Methods: Staff (N = 1,469) from two cohorts of sites implementing HSTS were included in this study. HSTS training was delivered in two-hour segments once a month for ten months. The remaining intervention components were provided continuously across the school year. Pre-to-post changes in attitudes related to trauma-informed care were collected prior to and immediately following participation in a 10-module training sequence. Staff also completed learning checks after each module, which consisted of staff answering three multiple-choice questions. Lastly, staff self-reported overall satisfaction of HSTS on a five-point likert scale at the conclusion of each module.

Results: The percentage of participants who reported positive satisfaction with the overall training program was 96%. Staff tended to answer most learning checks correctly with percent correct for each module ranging from 73% to 94%. The average across all modules was 84%. Finally, staff reported significant attitude changes from pretest to posttest on the ARTIC scale following completion of the HSTS training program. Paired-samples t-tests showed a significant increase in positive attitudes related to trauma-informed care for the overall ARTIC scale and for all subscales. Effect sizes ranged from .20 to .43. Small to small-medium effects were found for all subscales, with a small effect for the overall ARTIC scale. (d = .30).

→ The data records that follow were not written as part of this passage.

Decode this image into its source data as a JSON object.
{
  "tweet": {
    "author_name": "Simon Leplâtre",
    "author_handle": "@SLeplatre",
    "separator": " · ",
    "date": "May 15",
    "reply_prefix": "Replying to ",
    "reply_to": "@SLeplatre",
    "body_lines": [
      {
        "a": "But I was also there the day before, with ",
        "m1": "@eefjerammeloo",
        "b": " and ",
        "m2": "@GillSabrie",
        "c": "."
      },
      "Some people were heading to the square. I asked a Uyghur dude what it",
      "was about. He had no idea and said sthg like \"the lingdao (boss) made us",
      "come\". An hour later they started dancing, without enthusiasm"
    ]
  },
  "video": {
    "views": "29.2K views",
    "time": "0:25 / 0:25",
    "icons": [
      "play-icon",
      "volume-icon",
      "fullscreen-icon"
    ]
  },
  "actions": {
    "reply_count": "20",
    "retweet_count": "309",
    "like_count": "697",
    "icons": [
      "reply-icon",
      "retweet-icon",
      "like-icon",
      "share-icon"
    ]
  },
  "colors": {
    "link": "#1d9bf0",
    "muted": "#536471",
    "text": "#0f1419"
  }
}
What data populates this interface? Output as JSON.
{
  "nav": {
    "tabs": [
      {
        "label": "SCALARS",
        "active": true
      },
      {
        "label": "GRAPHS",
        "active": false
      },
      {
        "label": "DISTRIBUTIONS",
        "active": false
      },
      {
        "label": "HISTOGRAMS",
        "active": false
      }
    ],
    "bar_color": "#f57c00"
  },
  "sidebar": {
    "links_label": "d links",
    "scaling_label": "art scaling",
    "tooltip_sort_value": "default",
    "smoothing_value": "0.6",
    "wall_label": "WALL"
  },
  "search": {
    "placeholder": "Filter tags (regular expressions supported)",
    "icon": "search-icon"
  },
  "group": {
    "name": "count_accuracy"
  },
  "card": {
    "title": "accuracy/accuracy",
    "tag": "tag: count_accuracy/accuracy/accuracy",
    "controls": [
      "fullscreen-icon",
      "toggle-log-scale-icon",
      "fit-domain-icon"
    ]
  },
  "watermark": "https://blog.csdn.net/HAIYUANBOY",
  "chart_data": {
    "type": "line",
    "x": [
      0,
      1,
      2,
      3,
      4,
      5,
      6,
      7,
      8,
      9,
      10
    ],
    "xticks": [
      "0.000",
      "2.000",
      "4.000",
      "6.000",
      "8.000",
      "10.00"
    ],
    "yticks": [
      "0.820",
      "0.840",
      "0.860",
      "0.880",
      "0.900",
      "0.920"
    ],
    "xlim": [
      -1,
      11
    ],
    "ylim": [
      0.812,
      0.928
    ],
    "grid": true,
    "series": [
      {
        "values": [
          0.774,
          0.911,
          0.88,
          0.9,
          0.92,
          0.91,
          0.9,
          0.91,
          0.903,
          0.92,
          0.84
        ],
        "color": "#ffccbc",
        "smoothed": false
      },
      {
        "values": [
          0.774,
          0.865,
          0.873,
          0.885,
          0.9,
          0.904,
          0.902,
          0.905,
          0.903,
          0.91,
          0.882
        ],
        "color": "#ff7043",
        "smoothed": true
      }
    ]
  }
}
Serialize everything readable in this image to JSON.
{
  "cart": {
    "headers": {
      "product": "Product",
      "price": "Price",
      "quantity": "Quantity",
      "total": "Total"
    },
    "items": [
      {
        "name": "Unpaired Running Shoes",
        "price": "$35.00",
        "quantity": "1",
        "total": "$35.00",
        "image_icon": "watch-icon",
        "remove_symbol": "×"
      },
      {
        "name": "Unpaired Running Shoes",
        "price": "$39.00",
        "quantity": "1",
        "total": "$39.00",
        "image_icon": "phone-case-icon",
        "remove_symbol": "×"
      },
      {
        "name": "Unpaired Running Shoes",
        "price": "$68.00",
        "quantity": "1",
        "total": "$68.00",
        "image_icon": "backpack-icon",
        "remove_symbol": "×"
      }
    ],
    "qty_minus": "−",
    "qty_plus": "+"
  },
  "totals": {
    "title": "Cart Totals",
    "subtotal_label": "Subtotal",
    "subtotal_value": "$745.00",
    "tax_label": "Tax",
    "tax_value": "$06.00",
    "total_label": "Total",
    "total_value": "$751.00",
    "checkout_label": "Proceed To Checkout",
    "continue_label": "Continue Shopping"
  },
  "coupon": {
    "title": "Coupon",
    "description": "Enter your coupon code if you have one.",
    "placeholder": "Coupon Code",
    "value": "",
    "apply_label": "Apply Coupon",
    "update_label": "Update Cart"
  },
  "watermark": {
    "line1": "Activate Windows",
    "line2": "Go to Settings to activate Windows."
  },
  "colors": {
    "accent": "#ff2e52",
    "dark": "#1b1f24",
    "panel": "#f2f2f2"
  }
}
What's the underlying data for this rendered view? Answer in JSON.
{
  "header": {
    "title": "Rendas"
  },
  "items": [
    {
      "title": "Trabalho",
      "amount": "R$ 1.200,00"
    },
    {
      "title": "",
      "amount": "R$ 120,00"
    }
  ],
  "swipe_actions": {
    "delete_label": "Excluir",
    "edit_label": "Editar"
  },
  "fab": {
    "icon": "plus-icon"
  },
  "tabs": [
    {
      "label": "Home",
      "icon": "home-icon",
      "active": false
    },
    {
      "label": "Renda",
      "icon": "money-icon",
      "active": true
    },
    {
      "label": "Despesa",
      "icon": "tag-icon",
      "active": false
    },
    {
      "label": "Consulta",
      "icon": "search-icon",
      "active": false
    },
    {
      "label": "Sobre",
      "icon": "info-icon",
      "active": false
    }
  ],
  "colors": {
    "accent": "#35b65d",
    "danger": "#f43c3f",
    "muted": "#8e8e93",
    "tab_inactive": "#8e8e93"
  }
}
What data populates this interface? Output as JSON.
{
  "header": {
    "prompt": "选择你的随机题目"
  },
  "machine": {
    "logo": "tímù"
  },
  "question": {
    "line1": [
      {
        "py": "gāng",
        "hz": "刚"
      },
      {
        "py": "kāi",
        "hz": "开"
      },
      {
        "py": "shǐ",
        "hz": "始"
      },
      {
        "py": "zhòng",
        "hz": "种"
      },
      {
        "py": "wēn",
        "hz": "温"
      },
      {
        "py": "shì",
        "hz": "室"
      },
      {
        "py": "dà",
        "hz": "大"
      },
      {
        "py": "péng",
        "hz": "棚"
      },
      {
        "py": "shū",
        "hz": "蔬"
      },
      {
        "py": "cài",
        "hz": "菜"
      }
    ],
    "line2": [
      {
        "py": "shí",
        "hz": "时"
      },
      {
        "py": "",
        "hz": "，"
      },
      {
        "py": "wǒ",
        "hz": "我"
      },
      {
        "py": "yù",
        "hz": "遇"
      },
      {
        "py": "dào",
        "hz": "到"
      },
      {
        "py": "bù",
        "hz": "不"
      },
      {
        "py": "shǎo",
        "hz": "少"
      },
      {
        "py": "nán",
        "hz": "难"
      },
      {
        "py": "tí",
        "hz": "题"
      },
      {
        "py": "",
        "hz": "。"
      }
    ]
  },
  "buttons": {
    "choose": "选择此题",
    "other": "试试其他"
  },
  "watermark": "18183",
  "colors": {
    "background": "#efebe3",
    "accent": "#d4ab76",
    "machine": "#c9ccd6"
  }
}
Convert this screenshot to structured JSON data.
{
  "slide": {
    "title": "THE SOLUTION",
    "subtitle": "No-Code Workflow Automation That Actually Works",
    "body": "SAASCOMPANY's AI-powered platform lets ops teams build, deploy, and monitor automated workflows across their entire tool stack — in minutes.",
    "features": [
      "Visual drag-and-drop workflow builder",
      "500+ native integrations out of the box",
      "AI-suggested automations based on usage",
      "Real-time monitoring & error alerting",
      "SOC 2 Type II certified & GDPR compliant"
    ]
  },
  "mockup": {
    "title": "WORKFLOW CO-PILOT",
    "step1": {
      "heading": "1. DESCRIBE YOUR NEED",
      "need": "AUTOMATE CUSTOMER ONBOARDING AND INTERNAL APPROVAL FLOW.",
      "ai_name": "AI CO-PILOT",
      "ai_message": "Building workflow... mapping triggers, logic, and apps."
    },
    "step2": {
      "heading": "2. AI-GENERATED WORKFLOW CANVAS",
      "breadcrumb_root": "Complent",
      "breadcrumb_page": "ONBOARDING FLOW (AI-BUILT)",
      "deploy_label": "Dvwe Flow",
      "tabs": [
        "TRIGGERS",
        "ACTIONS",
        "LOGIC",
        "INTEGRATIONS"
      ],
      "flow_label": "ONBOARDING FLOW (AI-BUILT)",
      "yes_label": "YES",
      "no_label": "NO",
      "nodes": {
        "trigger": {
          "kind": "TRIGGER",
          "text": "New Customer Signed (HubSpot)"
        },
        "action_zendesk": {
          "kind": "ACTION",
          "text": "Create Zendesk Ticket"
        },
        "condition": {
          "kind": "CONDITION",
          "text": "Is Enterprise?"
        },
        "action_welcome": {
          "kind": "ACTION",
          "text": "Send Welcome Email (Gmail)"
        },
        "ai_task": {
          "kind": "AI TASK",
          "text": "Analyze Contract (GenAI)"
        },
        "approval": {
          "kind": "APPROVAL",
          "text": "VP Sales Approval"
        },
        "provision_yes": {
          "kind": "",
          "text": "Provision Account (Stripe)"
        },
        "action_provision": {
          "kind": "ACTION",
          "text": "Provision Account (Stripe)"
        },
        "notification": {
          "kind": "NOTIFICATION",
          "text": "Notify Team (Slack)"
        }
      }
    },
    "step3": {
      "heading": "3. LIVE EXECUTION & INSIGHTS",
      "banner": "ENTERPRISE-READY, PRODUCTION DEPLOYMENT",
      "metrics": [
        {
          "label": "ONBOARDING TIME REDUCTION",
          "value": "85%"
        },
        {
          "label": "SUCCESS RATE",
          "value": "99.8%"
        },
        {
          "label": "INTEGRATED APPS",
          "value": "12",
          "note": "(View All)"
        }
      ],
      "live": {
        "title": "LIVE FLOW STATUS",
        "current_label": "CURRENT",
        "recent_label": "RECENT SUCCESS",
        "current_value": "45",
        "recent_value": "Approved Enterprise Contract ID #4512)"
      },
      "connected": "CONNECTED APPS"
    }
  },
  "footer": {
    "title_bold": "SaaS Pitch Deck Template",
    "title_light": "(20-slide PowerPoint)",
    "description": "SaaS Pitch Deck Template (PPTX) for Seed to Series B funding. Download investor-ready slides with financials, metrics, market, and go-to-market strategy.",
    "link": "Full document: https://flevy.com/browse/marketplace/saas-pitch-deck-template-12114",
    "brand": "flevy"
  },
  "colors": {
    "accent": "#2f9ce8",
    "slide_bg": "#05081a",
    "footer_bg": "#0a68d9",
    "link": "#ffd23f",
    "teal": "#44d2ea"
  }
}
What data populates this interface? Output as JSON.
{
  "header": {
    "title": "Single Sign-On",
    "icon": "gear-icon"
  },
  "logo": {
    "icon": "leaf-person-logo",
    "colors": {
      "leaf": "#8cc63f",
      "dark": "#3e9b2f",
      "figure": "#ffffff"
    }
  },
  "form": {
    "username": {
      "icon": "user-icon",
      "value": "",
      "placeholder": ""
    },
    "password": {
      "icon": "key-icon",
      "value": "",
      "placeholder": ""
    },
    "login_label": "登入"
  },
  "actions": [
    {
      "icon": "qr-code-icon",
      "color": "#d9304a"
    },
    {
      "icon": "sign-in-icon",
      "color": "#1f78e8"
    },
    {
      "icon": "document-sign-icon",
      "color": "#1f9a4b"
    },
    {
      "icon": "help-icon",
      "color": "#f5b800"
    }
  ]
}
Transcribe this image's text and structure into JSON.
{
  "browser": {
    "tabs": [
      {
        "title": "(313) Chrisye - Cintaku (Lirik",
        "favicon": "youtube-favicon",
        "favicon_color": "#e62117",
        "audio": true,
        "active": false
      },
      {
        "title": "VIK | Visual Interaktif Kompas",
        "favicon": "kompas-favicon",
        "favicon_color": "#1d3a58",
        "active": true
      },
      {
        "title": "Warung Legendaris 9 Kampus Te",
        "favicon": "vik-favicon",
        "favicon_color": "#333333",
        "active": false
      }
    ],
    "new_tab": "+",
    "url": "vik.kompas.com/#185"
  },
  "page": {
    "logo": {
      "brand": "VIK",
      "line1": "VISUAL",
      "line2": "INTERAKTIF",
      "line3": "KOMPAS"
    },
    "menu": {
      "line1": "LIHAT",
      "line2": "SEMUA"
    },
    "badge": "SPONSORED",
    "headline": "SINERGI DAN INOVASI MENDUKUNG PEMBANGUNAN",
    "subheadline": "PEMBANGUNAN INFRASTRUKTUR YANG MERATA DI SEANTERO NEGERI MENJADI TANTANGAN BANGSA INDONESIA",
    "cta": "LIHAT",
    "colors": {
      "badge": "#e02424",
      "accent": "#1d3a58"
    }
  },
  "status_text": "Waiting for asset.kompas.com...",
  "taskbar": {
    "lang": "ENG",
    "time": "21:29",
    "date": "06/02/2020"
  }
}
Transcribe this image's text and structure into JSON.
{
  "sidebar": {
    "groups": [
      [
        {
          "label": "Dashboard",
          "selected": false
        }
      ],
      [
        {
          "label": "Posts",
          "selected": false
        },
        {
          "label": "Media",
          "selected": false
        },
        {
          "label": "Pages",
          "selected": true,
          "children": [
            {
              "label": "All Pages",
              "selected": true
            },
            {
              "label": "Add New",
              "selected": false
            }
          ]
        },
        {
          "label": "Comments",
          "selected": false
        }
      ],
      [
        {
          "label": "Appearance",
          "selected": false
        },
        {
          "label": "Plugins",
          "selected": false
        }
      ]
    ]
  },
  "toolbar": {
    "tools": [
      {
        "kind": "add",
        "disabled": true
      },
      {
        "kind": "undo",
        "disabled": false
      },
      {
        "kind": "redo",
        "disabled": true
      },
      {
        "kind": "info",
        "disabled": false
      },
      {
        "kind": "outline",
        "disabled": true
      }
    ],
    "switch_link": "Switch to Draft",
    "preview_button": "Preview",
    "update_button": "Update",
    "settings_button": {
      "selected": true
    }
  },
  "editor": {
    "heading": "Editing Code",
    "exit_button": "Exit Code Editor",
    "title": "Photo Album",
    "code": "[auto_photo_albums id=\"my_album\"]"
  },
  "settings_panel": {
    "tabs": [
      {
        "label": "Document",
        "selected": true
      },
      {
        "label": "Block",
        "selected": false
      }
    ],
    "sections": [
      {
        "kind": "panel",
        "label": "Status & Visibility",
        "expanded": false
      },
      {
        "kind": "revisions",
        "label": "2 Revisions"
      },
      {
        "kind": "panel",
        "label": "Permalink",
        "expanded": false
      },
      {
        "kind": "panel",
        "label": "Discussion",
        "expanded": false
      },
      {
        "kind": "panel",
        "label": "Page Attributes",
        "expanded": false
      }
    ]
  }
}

Conclusions: Findings suggest HSTS is an effective program for shifting staff attitudes related to trauma-informed care in Head Start preschool classrooms. HSTS also shows promise in training preschool staff to implement best practices in creating a trauma-informed culture, as well as to promote positive social-emotional development for preschool children with histories of trauma exposure.